Ey Diyarbekir
Diyarbekir!
Sen, Peygamberlerin,
Nebilerin, Sahabelerin şipşirin diyarısın
Sen, benim ben diyen
mert ve yiğitlerin, namus ve arısın.
Sen, gül sevdalısı
bülbüllerin, en manidar harısın.
Ve sen, yazın
Temmuzunda, ulu dağların tertemiz karısın.
Ey Diyarbekir
Diyarbekir!
Sen, fikri güzel,
gönlü güzellerin, en manidar ziyasısın.
Sen, tarihe mal
olmuş cengaverlerin, ar ve hayasısın.
Sen, çağ kapatıp, çağ
açanların, mayasısın.
Ve sen, şanı yüce
Allah’ın rızasını kazanmışların, günlerce süren yasısın.
Ey Diyarbekir
Diyarbekir!
Sen, zemheri
soğuklarında, insanı iliklerine kadar ısıtan güneşsin.
Sen, yorgunlukları
bir anda gideren, rahmani sevinç ve neşesin.
Sen, maddi manevi
değerlerin yaşandığı, tertemiz ince uzun küçesin.
Ve sen, şeref ve
namus abidesi, yüzleri nurlu ninelerimin, neçeğisin.
Ey Diyarbekir
Diyarbekir!
Sen, helal süt ile
abdestli emzirilmişlerin, en rahmani aşk ve şevkisin.
Sen, kimsesiz dul ve
yetimlerin, yarınlara olan keyif ile zevkisin.
Sen garip gurabanın,
fakir fukaranın, yaşlı didelerisin.
Ve sen, parmakla gösterilen, en nadide insanların, gönül güzelliğisin.
Ey Diyarbekir
Diyarbekir!
Sen, kemlik bilmeyen, adam gibi adam olanların, şeref ve namus sözüsün.
Sen, kesik uçlu
kalemlerle atılan, insanlığın ve kardeşliğin imzasısın.
Sen, insanı canı
gönülden, mesut bahtiyar eden, düzen ve nizamsın.
Ve sen, asil
insanların damarlarında dolaşan, mert ve babayiğitlik kanısın.
Ey Diyarbekir
Diyarbekir!
Sen, tam kıvamında
pişmiş yemeklerin, damakta bıraktığı lezzetsin.
Sen, külçe
altınlarla alınmayacak, şeref abidesi insanların izzetisin.
Sen, insanı
cennetlik eden, vicdan ve merhametsin.
Ve sen, veli
zatların meclisinde, günlerce konuşulan sevgi ve uhuvvetsin.
Ey Diyarbekir
Diyarbekir!
Sen, rengârenk Muhammedi
gül bahçelerinde, bülbüllerin çok dertli şakımasısın.

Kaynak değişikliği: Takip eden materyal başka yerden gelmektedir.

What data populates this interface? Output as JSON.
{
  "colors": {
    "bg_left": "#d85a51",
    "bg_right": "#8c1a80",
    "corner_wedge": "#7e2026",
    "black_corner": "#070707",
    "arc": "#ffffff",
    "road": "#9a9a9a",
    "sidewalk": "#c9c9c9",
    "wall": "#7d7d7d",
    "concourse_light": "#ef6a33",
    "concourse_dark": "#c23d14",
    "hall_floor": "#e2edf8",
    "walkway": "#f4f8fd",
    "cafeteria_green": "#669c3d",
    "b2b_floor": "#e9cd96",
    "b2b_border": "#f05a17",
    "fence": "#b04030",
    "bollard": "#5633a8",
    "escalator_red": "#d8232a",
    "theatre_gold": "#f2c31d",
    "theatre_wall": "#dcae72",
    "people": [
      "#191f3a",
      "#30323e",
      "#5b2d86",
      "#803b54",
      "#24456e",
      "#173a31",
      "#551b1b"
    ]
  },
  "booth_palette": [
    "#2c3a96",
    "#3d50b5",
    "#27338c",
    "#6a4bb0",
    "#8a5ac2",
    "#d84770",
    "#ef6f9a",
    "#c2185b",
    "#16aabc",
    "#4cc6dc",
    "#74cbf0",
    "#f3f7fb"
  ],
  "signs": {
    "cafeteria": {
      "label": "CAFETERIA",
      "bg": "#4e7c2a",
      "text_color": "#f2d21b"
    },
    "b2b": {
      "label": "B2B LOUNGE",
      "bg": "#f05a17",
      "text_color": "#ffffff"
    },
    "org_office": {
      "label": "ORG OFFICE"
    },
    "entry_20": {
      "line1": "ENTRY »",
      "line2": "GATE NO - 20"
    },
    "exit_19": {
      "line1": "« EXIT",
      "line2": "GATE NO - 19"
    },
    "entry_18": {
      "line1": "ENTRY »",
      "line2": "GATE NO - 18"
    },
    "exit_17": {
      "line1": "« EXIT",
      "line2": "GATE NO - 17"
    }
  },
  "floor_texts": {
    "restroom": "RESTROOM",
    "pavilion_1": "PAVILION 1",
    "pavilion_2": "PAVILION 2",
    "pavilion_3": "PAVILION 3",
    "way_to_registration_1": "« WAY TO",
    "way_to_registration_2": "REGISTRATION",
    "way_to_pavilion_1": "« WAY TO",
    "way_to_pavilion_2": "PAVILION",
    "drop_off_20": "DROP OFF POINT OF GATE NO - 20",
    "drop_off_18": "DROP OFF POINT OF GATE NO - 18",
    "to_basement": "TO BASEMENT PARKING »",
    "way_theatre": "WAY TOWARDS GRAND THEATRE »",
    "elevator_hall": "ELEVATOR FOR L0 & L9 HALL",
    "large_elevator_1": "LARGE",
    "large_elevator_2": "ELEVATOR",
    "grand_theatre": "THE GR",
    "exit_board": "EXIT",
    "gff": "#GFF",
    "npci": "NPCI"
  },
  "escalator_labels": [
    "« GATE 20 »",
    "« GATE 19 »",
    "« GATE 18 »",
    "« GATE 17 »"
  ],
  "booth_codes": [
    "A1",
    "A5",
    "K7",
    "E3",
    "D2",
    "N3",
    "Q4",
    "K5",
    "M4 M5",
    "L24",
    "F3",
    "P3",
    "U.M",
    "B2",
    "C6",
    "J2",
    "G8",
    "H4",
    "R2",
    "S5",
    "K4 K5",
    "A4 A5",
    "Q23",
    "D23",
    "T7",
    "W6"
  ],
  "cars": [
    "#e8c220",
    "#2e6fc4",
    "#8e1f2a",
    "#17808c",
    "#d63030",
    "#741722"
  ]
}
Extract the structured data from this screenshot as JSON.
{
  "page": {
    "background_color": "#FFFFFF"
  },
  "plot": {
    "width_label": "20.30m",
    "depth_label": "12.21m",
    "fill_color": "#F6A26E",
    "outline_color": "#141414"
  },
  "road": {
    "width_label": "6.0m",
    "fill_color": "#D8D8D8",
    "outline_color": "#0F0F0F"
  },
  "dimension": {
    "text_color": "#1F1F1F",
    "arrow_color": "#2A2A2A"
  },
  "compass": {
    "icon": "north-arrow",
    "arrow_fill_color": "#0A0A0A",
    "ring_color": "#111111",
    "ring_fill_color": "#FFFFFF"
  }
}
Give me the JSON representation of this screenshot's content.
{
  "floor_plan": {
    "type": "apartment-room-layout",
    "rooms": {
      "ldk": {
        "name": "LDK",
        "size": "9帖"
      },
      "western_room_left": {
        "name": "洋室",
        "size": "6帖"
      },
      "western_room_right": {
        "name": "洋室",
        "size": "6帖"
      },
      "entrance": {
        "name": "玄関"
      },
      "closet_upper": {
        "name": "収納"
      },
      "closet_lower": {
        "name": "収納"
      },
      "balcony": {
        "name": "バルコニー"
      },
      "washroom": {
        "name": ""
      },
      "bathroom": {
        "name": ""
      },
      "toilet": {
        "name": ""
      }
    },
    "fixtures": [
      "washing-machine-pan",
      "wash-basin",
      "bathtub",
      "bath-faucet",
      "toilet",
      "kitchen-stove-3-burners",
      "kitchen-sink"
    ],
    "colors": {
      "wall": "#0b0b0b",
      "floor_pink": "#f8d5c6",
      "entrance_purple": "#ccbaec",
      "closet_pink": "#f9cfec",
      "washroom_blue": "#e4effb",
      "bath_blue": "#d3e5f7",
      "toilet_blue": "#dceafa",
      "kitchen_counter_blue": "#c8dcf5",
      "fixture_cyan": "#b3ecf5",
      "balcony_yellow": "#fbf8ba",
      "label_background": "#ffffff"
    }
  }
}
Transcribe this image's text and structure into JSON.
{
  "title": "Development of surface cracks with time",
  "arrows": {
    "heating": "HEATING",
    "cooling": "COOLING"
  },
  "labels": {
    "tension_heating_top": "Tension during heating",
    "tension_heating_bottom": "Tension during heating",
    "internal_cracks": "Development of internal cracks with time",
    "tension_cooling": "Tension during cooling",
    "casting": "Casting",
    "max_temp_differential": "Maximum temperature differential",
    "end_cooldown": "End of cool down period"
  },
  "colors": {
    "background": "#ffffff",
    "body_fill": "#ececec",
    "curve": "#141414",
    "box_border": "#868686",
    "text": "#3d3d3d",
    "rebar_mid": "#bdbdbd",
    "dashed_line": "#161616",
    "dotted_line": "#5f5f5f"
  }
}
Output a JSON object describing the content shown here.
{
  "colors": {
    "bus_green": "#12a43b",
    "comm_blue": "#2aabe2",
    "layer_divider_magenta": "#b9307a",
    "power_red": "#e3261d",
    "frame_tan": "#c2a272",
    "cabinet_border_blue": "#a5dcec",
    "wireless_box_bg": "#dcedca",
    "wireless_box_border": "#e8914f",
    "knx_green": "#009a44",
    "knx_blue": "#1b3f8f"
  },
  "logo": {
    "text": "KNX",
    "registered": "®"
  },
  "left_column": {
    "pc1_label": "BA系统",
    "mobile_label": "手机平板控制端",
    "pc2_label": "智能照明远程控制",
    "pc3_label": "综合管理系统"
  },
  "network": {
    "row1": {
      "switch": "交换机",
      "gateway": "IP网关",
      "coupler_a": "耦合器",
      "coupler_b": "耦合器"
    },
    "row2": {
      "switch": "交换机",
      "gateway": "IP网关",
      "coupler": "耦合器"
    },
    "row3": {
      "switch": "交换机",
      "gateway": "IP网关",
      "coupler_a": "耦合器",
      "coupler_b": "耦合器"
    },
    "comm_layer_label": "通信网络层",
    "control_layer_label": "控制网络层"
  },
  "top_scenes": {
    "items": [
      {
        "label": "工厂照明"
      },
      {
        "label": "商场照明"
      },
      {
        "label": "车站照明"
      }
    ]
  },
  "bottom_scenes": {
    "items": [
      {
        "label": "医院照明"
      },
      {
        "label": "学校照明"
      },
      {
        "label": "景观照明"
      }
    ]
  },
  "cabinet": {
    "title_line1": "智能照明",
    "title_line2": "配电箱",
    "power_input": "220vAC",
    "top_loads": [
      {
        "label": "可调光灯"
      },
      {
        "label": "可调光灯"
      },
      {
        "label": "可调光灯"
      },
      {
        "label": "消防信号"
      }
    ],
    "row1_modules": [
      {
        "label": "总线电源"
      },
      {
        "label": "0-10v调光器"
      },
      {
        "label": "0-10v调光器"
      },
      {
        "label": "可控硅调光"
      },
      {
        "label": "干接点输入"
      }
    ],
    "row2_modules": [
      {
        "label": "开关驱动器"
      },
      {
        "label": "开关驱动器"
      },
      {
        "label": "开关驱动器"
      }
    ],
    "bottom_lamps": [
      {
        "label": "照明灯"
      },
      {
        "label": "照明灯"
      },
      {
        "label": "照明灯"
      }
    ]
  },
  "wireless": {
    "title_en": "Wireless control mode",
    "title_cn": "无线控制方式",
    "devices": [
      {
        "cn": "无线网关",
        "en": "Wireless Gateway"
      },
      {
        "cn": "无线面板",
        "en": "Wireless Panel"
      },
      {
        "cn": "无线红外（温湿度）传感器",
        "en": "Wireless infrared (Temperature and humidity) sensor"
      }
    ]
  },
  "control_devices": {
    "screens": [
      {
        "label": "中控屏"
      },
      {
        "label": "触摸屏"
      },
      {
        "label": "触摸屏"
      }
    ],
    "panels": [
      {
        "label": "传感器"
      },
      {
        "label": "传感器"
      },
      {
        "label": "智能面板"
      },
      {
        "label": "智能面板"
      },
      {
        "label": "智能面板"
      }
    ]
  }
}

Sen, yazın Ağustos’unda hararet gideren, buz gibi berrak akan pınarların, coşkun akmasısın.
Sen, dillerden
düşmeyen sadakat, vefalılık, ve en içten muhabbetsin.
Ve sen ilmek ilmek, desen
desen, motif motif, mahirce işlenmiş, sadakat gergefisin.
Ey Diyarbekir
Diyarbekir!
Sen, gözü gönlü tok
insanların, sımsıcak yuvasısın,
Sen, neşe ve
üzüntülerini seve seve paylaşan, kadir kıymet bilenlerin komşususun
Sen, yıldızlı pekiyi
ile insanlık mektebini bitirenlerin, has insanların en hasısın.
Ve sen, özgürce
dalgalanan, şeref abidesi ay yıldızlı bayrağımızın dalgalanışısın.
Ey Diyarbekir
Diyarbekir!
Sen, her türlü gam
ve kasaveti bertaraf eden, şafi esmasının tecellisisin.
Sen, din, dil, mezhep
ayırımı yapmadan, herkesle bir hallisin.
Sen, sadece ve
sadece, Allah rızası için, insanların birbirine gidip gelmesisin.
Ve sen, en müzmin
yorgunlukları gideren, asırlık çınar ağaçlarının gölgesisin.
Ey Diyarbekir
Diyarbekir!
Sen, bendini
yıkmadan, çok coşkun akan, buz gibi berrak suların akışısın.
Sen, firakları bir
anda bitiren, sevdalıların unutulmayan bakışısın.
Sen, acıkmış bir
aslanın, karnını doyuramamanın sıkıntısısın.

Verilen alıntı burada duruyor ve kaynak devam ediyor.